Understand what prepositional phrases do in a sentence.
Read these examples:
The book on the bathroom floor is swollen from shower steam.
Which book? The one on the bathroom floor!
The sweet potatoes in the vegetable bin are green with mold.
Which sweet potatoes? The ones forgotten in the vegetable bin!
The note from Beverly confessed that she had eaten the leftover pizza.
Which note? The one from Beverly! That thief!
As an adverb, a prepositional phrase will answer questions such as How? When? or Where?
Freddy is stiff from yesterday's long football practice.
How did Freddy get stiff? From yesterday's long football practice!
Before class, Josh begged his friends for a pencil.
When did Josh do his begging? Before class!
Feeling brave, we tried the Dragon Breath Burritos at Tito's Taco Palace.
Where did we eat the spicy food? At Tito's Taco Palace!
A prepositional phrase will never contain the subject of a sentence.
Read this example:
Neither of these cookbooks contains the recipe for Manhattan-style squid eyeball stew.
Cookbooks do indeed contain recipes. In this sentence, however, cookbooks is part of the prepositional phrase of these cookbooks. Neither—whatever a neither is—is the subject for the verb contains.
Neither is singular, so you need the singular form of the verb, contains.
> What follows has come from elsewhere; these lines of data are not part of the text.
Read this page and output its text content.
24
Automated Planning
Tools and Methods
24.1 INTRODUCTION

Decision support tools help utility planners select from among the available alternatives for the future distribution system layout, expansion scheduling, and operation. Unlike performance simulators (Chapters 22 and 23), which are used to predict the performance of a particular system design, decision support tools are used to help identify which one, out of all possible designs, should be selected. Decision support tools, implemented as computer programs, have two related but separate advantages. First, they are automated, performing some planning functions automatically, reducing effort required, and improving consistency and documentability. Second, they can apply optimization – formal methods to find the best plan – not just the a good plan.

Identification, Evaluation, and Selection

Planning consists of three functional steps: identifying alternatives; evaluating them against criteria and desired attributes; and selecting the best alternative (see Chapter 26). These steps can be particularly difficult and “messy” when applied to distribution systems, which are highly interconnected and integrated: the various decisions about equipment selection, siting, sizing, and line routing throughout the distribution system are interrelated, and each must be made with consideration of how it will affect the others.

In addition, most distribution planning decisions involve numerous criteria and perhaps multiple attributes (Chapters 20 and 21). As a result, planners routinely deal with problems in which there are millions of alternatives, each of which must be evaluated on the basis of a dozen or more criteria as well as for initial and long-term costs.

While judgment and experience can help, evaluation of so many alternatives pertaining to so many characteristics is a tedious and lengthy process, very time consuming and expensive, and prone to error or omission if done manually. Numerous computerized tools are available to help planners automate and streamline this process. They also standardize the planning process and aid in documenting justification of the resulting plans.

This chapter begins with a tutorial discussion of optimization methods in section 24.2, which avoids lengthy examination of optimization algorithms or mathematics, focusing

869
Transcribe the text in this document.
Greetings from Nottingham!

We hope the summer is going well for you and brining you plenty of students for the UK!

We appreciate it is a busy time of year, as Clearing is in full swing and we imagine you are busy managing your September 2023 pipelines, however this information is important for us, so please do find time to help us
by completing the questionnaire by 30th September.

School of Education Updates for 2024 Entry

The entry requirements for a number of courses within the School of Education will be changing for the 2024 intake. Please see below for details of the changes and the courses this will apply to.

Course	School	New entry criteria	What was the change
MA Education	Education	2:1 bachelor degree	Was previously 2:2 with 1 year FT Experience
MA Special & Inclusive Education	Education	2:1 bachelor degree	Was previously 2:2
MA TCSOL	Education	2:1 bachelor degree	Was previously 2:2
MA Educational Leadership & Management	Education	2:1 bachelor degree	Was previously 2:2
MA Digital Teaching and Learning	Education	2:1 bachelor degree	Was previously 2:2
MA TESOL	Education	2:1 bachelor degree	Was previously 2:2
If you incorrectly identified cookbooks as the subject, you might write contain, the plural form, and thus commit a subject-verb agreement error.
Some prepositions—such as along with and in addition to—indicate "more to come." They will make you think that you have a plural subject when in fact the subject is singular. Do not fall for that trick either!
Read this example:
Tommy, along with the other students, breathes a sigh of relief as Professor Markham announces that she is postponing the due date for the research essay.
Logically, more than one student is happy with the news. But Tommy is the only subject of the verb breathes. His classmates might count in the real world, but in this sentence, they do not matter; they are irrelvant because they are in a prepositional phrase.